(via Matthew Noe, Harvard Medical School)
The field of narrative medicine recognizes that stories articulate the language of the body. Rita Charon, the founder of the field of narrative medicine, brought both patient and practitioner to a fuller recognition of stories as a source of medical insight and intervention: stories that may take shape in words but originate through bodily drives. Drawing lessons from psychoanalysis about “attention, drives, and relationships,” she reminded us that the nineteenth-century photographs of hysteria captured images of bodies telling stories not yet spoken.
This special issue of American Imago, themed “Comics on the Couch: Graphic Medicine and Psychoanalysis”, will sustain Charon’s recognition of the place of psychoanalysis as an originating discourse in the practice of narrative medicine, but now will herald the burgeoning field of graphic medicine, which documents in image as well as text stories of health and illness-in comics. The same graphic novels and narratives which propelled comics studies into critical and academic acclaim now have taken center stage in medical, psychological, and other health and wellness arenas.
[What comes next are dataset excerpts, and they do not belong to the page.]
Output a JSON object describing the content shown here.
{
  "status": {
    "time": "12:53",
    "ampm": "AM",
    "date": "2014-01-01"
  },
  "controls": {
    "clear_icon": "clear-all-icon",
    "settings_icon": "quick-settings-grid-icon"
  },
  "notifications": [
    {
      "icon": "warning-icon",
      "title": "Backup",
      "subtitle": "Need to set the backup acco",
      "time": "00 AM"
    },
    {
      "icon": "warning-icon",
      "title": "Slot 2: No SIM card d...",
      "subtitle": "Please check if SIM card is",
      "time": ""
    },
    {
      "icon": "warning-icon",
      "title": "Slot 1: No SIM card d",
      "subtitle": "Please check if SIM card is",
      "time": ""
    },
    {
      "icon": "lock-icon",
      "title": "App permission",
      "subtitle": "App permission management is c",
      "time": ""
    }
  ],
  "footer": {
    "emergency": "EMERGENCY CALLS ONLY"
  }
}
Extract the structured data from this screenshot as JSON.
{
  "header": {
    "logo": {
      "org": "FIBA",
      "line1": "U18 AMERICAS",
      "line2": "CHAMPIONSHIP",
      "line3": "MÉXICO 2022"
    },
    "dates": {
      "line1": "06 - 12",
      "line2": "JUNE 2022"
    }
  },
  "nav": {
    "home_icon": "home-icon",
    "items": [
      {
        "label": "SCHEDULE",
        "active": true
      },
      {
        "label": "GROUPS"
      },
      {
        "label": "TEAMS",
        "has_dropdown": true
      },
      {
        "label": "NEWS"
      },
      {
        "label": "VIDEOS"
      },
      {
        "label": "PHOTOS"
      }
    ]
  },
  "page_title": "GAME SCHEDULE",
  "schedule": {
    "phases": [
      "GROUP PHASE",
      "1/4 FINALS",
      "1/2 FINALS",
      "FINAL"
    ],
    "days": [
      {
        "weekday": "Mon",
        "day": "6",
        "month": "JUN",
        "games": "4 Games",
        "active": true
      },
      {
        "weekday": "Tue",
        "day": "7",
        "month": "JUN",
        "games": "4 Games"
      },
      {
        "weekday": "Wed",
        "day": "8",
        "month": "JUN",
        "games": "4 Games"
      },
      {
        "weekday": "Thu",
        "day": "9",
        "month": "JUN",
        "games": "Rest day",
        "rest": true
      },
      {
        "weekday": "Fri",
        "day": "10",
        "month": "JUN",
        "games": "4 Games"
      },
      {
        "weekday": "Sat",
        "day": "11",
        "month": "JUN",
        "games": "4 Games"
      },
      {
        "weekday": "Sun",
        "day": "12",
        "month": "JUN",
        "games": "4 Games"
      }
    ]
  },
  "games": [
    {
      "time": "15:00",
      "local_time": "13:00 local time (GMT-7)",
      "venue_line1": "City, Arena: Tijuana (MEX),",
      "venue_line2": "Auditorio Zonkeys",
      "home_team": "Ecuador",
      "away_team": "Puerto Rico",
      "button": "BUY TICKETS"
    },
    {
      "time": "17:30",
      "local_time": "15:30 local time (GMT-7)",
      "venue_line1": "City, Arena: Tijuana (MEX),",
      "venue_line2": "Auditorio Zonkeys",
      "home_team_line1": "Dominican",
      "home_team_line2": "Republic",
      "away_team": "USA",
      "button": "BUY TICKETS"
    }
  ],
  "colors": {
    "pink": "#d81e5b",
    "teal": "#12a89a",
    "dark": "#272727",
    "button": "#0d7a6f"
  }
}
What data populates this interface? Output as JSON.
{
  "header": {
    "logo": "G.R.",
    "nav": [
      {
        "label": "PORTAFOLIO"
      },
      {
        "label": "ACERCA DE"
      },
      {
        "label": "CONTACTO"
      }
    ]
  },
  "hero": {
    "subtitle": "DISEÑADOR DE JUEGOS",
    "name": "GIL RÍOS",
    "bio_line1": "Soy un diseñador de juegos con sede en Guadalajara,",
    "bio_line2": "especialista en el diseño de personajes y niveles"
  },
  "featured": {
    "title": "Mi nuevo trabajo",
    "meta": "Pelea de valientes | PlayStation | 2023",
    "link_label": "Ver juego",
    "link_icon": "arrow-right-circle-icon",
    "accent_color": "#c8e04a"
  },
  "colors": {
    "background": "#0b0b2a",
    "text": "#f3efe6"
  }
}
Thus, this special issue will reframe for today’s patients, practitioners, and critics the question that Charon posed over two dec-ades ago in Psychoanalysis and Narrative Medicine: what are the dividends of placing psychoanalysis and graphic medicine side by side?
Contributors should consider, how can comics, which is filled with bodies displaying internal experience on the surface illuminate psychoanalysis, which opens both the analyst and analysand to the theaters of the body? How can psychoanalysis, which relies upon recursivity, help us think about comics, which relies upon sequentiality? This issue will reflect on such questions, bringing psychoanalysis and graphic medicine side by side to foster new cultural and clinical conversations.
Abstracts of no more than 300 words and a one-page CV should be sent to Vcamden@kent.edu and Valentino.Zullo@Ursuline.edu by Friday, September 15, 2023.
Accepted contributors should submit first draft of no more than 7500 words by January 15, 2024.